As everyone knows, the long waves given off in largest amount from objects at comparatively low temperatures give the sensation of warmth. As we raise the temperature, in addition to these longer heat waves, those of shorter and shorter wave-length are given off in sufficient quantity to be detected. At 525° C., rays of about λ=.76µ in length are just visible as a faint red glow to the eye. As the temperature increases still shorter wave-lengths become apparent, and the light changes to dark red (700°), cherry red (900°), dark yellow (1100°), bright yellow (1200°), white-hot (1300°) and blue-white (1400° and above). Above λ=.4µ the waves again fail to affect our eye, and, although they are very active in producing chemical changes, we have no sense organs for perceiving them. Thus, a white-hot object liberates radiant energy or flux of many different wave-lengths corresponding to what we know as "heat, light and actinic rays." All can be dispersed by prisms of one or another appropriate material to form a wide continuous spectrum, such as that indicated in Fig. 1. Radiant energy of λ=.76µ to λ=.4µ, evaluated according to its capacity to produce the sensation of light, is spoken of as visible radiation or luminous flux.
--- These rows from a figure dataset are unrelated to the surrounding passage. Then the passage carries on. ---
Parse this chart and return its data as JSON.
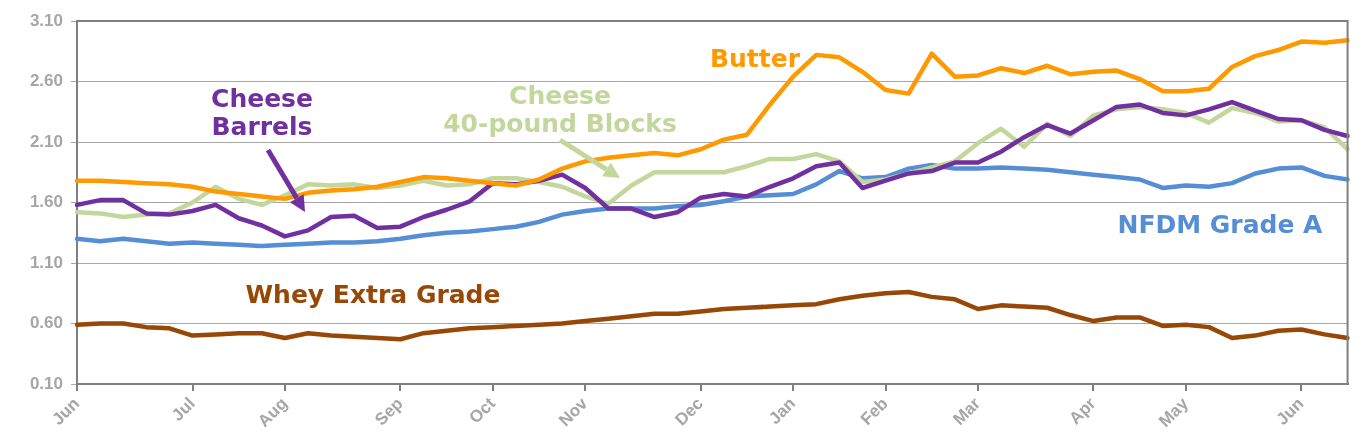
{
  "chart_data": {
    "type": "line",
    "categories": [
      "Jun",
      null,
      null,
      null,
      null,
      "Jul",
      null,
      null,
      null,
      "Aug",
      null,
      null,
      null,
      null,
      "Sep",
      null,
      null,
      null,
      "Oct",
      null,
      null,
      null,
      "Nov",
      null,
      null,
      null,
      null,
      "Dec",
      null,
      null,
      null,
      "Jan",
      null,
      null,
      null,
      "Feb",
      null,
      null,
      null,
      "Mar",
      null,
      null,
      null,
      null,
      "Apr",
      null,
      null,
      null,
      "May",
      null,
      null,
      null,
      null,
      "Jun",
      null,
      null
    ],
    "ylim": [
      0.1,
      3.1
    ],
    "yticks": [
      {
        "value": 0.1,
        "label": "0.10"
      },
      {
        "value": 0.6,
        "label": "0.60"
      },
      {
        "value": 1.1,
        "label": "1.10"
      },
      {
        "value": 1.6,
        "label": "1.60"
      },
      {
        "value": 2.1,
        "label": "2.10"
      },
      {
        "value": 2.6,
        "label": "2.60"
      },
      {
        "value": 3.1,
        "label": "3.10"
      }
    ],
    "grid": "y",
    "legend": false,
    "marker": "none",
    "line_style": "solid",
    "series": [
      {
        "name": "Butter",
        "color": "#ff9900",
        "values": [
          1.78,
          1.78,
          1.77,
          1.76,
          1.75,
          1.73,
          1.69,
          1.67,
          1.65,
          1.63,
          1.68,
          1.7,
          1.71,
          1.73,
          1.77,
          1.81,
          1.8,
          1.78,
          1.76,
          1.74,
          1.79,
          1.88,
          1.94,
          1.97,
          1.99,
          2.01,
          1.99,
          2.04,
          2.12,
          2.16,
          2.41,
          2.64,
          2.82,
          2.8,
          2.68,
          2.53,
          2.5,
          2.83,
          2.64,
          2.65,
          2.71,
          2.67,
          2.73,
          2.66,
          2.68,
          2.69,
          2.62,
          2.52,
          2.52,
          2.54,
          2.72,
          2.81,
          2.86,
          2.93,
          2.92,
          2.94
        ]
      },
      {
        "name": "Cheese Barrels",
        "color": "#7030a0",
        "values": [
          1.58,
          1.62,
          1.62,
          1.51,
          1.5,
          1.53,
          1.58,
          1.47,
          1.41,
          1.32,
          1.37,
          1.48,
          1.49,
          1.39,
          1.4,
          1.48,
          1.54,
          1.61,
          1.76,
          1.75,
          1.78,
          1.83,
          1.72,
          1.55,
          1.55,
          1.48,
          1.52,
          1.64,
          1.67,
          1.65,
          1.73,
          1.8,
          1.9,
          1.93,
          1.72,
          1.78,
          1.84,
          1.86,
          1.93,
          1.93,
          2.02,
          2.14,
          2.24,
          2.17,
          2.28,
          2.39,
          2.41,
          2.34,
          2.32,
          2.37,
          2.43,
          2.36,
          2.29,
          2.28,
          2.2,
          2.15
        ]
      },
      {
        "name": "Cheese 40-pound Blocks",
        "color": "#c3d69b",
        "values": [
          1.52,
          1.51,
          1.48,
          1.5,
          1.51,
          1.6,
          1.73,
          1.63,
          1.58,
          1.66,
          1.75,
          1.74,
          1.75,
          1.72,
          1.74,
          1.78,
          1.74,
          1.75,
          1.8,
          1.8,
          1.77,
          1.73,
          1.65,
          1.59,
          1.74,
          1.85,
          1.85,
          1.85,
          1.85,
          1.9,
          1.96,
          1.96,
          2.0,
          1.94,
          1.77,
          1.79,
          1.84,
          1.89,
          1.94,
          2.09,
          2.21,
          2.06,
          2.25,
          2.15,
          2.32,
          2.37,
          2.39,
          2.37,
          2.34,
          2.26,
          2.38,
          2.34,
          2.27,
          2.28,
          2.22,
          2.04
        ]
      },
      {
        "name": "NFDM Grade A",
        "color": "#558ed5",
        "values": [
          1.3,
          1.28,
          1.3,
          1.28,
          1.26,
          1.27,
          1.26,
          1.25,
          1.24,
          1.25,
          1.26,
          1.27,
          1.27,
          1.28,
          1.3,
          1.33,
          1.35,
          1.36,
          1.38,
          1.4,
          1.44,
          1.5,
          1.53,
          1.55,
          1.55,
          1.55,
          1.57,
          1.58,
          1.61,
          1.65,
          1.66,
          1.67,
          1.75,
          1.86,
          1.8,
          1.81,
          1.88,
          1.91,
          1.88,
          1.88,
          1.89,
          1.88,
          1.87,
          1.85,
          1.83,
          1.81,
          1.79,
          1.72,
          1.74,
          1.73,
          1.76,
          1.84,
          1.88,
          1.89,
          1.82,
          1.79
        ]
      },
      {
        "name": "Whey Extra Grade",
        "color": "#974706",
        "values": [
          0.59,
          0.6,
          0.6,
          0.57,
          0.56,
          0.5,
          0.51,
          0.52,
          0.52,
          0.48,
          0.52,
          0.5,
          0.49,
          0.48,
          0.47,
          0.52,
          0.54,
          0.56,
          0.57,
          0.58,
          0.59,
          0.6,
          0.62,
          0.64,
          0.66,
          0.68,
          0.68,
          0.7,
          0.72,
          0.73,
          0.74,
          0.75,
          0.76,
          0.8,
          0.83,
          0.85,
          0.86,
          0.82,
          0.8,
          0.72,
          0.75,
          0.74,
          0.73,
          0.67,
          0.62,
          0.65,
          0.65,
          0.58,
          0.59,
          0.57,
          0.48,
          0.5,
          0.54,
          0.55,
          0.51,
          0.48
        ]
      }
    ]
  }
}
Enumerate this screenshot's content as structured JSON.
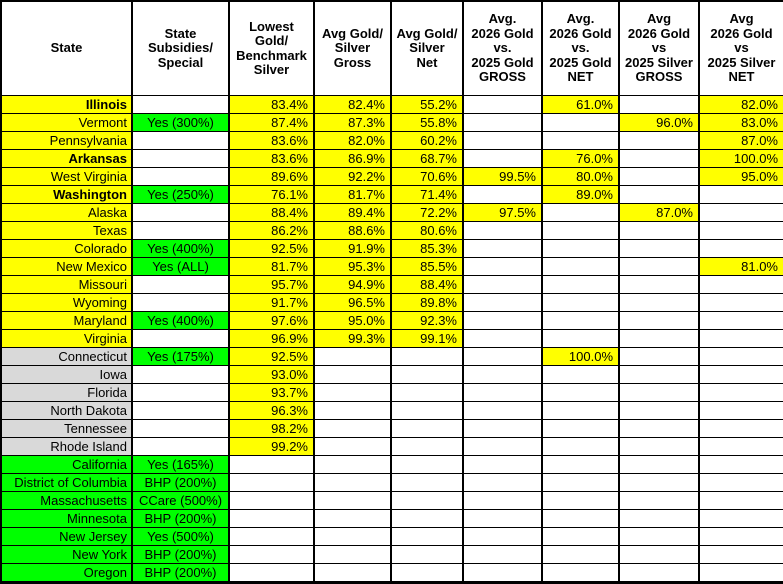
{
  "colors": {
    "yellow": "#FFFF00",
    "green": "#00FF00",
    "gray": "#D9D9D9",
    "white": "#FFFFFF",
    "border": "#000000"
  },
  "table": {
    "columns": [
      "State",
      "State\nSubsidies/\nSpecial",
      "Lowest\nGold/\nBenchmark\nSilver",
      "Avg Gold/\nSilver\nGross",
      "Avg Gold/\nSilver\nNet",
      "Avg.\n2026 Gold\nvs.\n2025 Gold\nGROSS",
      "Avg.\n2026 Gold\nvs.\n2025 Gold\nNET",
      "Avg\n2026 Gold\nvs\n2025 Silver\nGROSS",
      "Avg\n2026 Gold\nvs\n2025 Silver\nNET"
    ],
    "rows": [
      {
        "state": "Illinois",
        "bold": true,
        "type": "yellow",
        "subsidy": "",
        "values": [
          "83.4%",
          "82.4%",
          "55.2%",
          "",
          "61.0%",
          "",
          "82.0%"
        ]
      },
      {
        "state": "Vermont",
        "bold": false,
        "type": "yellow",
        "subsidy": "Yes (300%)",
        "values": [
          "87.4%",
          "87.3%",
          "55.8%",
          "",
          "",
          "96.0%",
          "83.0%"
        ]
      },
      {
        "state": "Pennsylvania",
        "bold": false,
        "type": "yellow",
        "subsidy": "",
        "values": [
          "83.6%",
          "82.0%",
          "60.2%",
          "",
          "",
          "",
          "87.0%"
        ]
      },
      {
        "state": "Arkansas",
        "bold": true,
        "type": "yellow",
        "subsidy": "",
        "values": [
          "83.6%",
          "86.9%",
          "68.7%",
          "",
          "76.0%",
          "",
          "100.0%"
        ]
      },
      {
        "state": "West Virginia",
        "bold": false,
        "type": "yellow",
        "subsidy": "",
        "values": [
          "89.6%",
          "92.2%",
          "70.6%",
          "99.5%",
          "80.0%",
          "",
          "95.0%"
        ]
      },
      {
        "state": "Washington",
        "bold": true,
        "type": "yellow",
        "subsidy": "Yes (250%)",
        "values": [
          "76.1%",
          "81.7%",
          "71.4%",
          "",
          "89.0%",
          "",
          ""
        ]
      },
      {
        "state": "Alaska",
        "bold": false,
        "type": "yellow",
        "subsidy": "",
        "values": [
          "88.4%",
          "89.4%",
          "72.2%",
          "97.5%",
          "",
          "87.0%",
          ""
        ]
      },
      {
        "state": "Texas",
        "bold": false,
        "type": "yellow",
        "subsidy": "",
        "values": [
          "86.2%",
          "88.6%",
          "80.6%",
          "",
          "",
          "",
          ""
        ]
      },
      {
        "state": "Colorado",
        "bold": false,
        "type": "yellow",
        "subsidy": "Yes (400%)",
        "values": [
          "92.5%",
          "91.9%",
          "85.3%",
          "",
          "",
          "",
          ""
        ]
      },
      {
        "state": "New Mexico",
        "bold": false,
        "type": "yellow",
        "subsidy": "Yes (ALL)",
        "values": [
          "81.7%",
          "95.3%",
          "85.5%",
          "",
          "",
          "",
          "81.0%"
        ]
      },
      {
        "state": "Missouri",
        "bold": false,
        "type": "yellow",
        "subsidy": "",
        "values": [
          "95.7%",
          "94.9%",
          "88.4%",
          "",
          "",
          "",
          ""
        ]
      },
      {
        "state": "Wyoming",
        "bold": false,
        "type": "yellow",
        "subsidy": "",
        "values": [
          "91.7%",
          "96.5%",
          "89.8%",
          "",
          "",
          "",
          ""
        ]
      },
      {
        "state": "Maryland",
        "bold": false,
        "type": "yellow",
        "subsidy": "Yes (400%)",
        "values": [
          "97.6%",
          "95.0%",
          "92.3%",
          "",
          "",
          "",
          ""
        ]
      },
      {
        "state": "Virginia",
        "bold": false,
        "type": "yellow",
        "subsidy": "",
        "values": [
          "96.9%",
          "99.3%",
          "99.1%",
          "",
          "",
          "",
          ""
        ]
      },
      {
        "state": "Connecticut",
        "bold": false,
        "type": "gray",
        "subsidy": "Yes (175%)",
        "values": [
          "92.5%",
          "",
          "",
          "",
          "100.0%",
          "",
          ""
        ]
      },
      {
        "state": "Iowa",
        "bold": false,
        "type": "gray",
        "subsidy": "",
        "values": [
          "93.0%",
          "",
          "",
          "",
          "",
          "",
          ""
        ]
      },
      {
        "state": "Florida",
        "bold": false,
        "type": "gray",
        "subsidy": "",
        "values": [
          "93.7%",
          "",
          "",
          "",
          "",
          "",
          ""
        ]
      },
      {
        "state": "North Dakota",
        "bold": false,
        "type": "gray",
        "subsidy": "",
        "values": [
          "96.3%",
          "",
          "",
          "",
          "",
          "",
          ""
        ]
      },
      {
        "state": "Tennessee",
        "bold": false,
        "type": "gray",
        "subsidy": "",
        "values": [
          "98.2%",
          "",
          "",
          "",
          "",
          "",
          ""
        ]
      },
      {
        "state": "Rhode Island",
        "bold": false,
        "type": "gray",
        "subsidy": "",
        "values": [
          "99.2%",
          "",
          "",
          "",
          "",
          "",
          ""
        ]
      },
      {
        "state": "California",
        "bold": false,
        "type": "green",
        "subsidy": "Yes (165%)",
        "values": [
          "",
          "",
          "",
          "",
          "",
          "",
          ""
        ]
      },
      {
        "state": "District of Columbia",
        "bold": false,
        "type": "green",
        "subsidy": "BHP (200%)",
        "values": [
          "",
          "",
          "",
          "",
          "",
          "",
          ""
        ]
      },
      {
        "state": "Massachusetts",
        "bold": false,
        "type": "green",
        "subsidy": "CCare (500%)",
        "values": [
          "",
          "",
          "",
          "",
          "",
          "",
          ""
        ]
      },
      {
        "state": "Minnesota",
        "bold": false,
        "type": "green",
        "subsidy": "BHP (200%)",
        "values": [
          "",
          "",
          "",
          "",
          "",
          "",
          ""
        ]
      },
      {
        "state": "New Jersey",
        "bold": false,
        "type": "green",
        "subsidy": "Yes (500%)",
        "values": [
          "",
          "",
          "",
          "",
          "",
          "",
          ""
        ]
      },
      {
        "state": "New York",
        "bold": false,
        "type": "green",
        "subsidy": "BHP (200%)",
        "values": [
          "",
          "",
          "",
          "",
          "",
          "",
          ""
        ]
      },
      {
        "state": "Oregon",
        "bold": false,
        "type": "green",
        "subsidy": "BHP (200%)",
        "values": [
          "",
          "",
          "",
          "",
          "",
          "",
          ""
        ]
      }
    ]
  }
}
Below the infra-red comes a region of wave-length as yet uninvestigated, and beyond this may be placed the Hertzian electric waves of long wave-length used in wireless telegraphy. Above the ultra-violet comes another region as yet uninvestigated, and then Röntgen rays (X-rays) and radium rays, of exceedingly short wave-length. These last types need not concern us except in that we may later inquire if they are given off by luminous animals. The shortest of the ultra-violet are known as Schumann and Lyman rays. These relations are brought out in Table 2.

TABLE 2. Wave-lengths of Various Kinds of Radiation

Wave-lengths of light are usually given in Ångstrom units. One micron (µ)=.001 mm.=1000 millimicrons (µµ)=10,000 Ångstrom units (Å) or tenth metres=10⁻¹⁰ metres or 10⁻⁸ centimetres. The entire scale of wave-lengths extends from 10⁶ to 10⁻⁹ centimetres.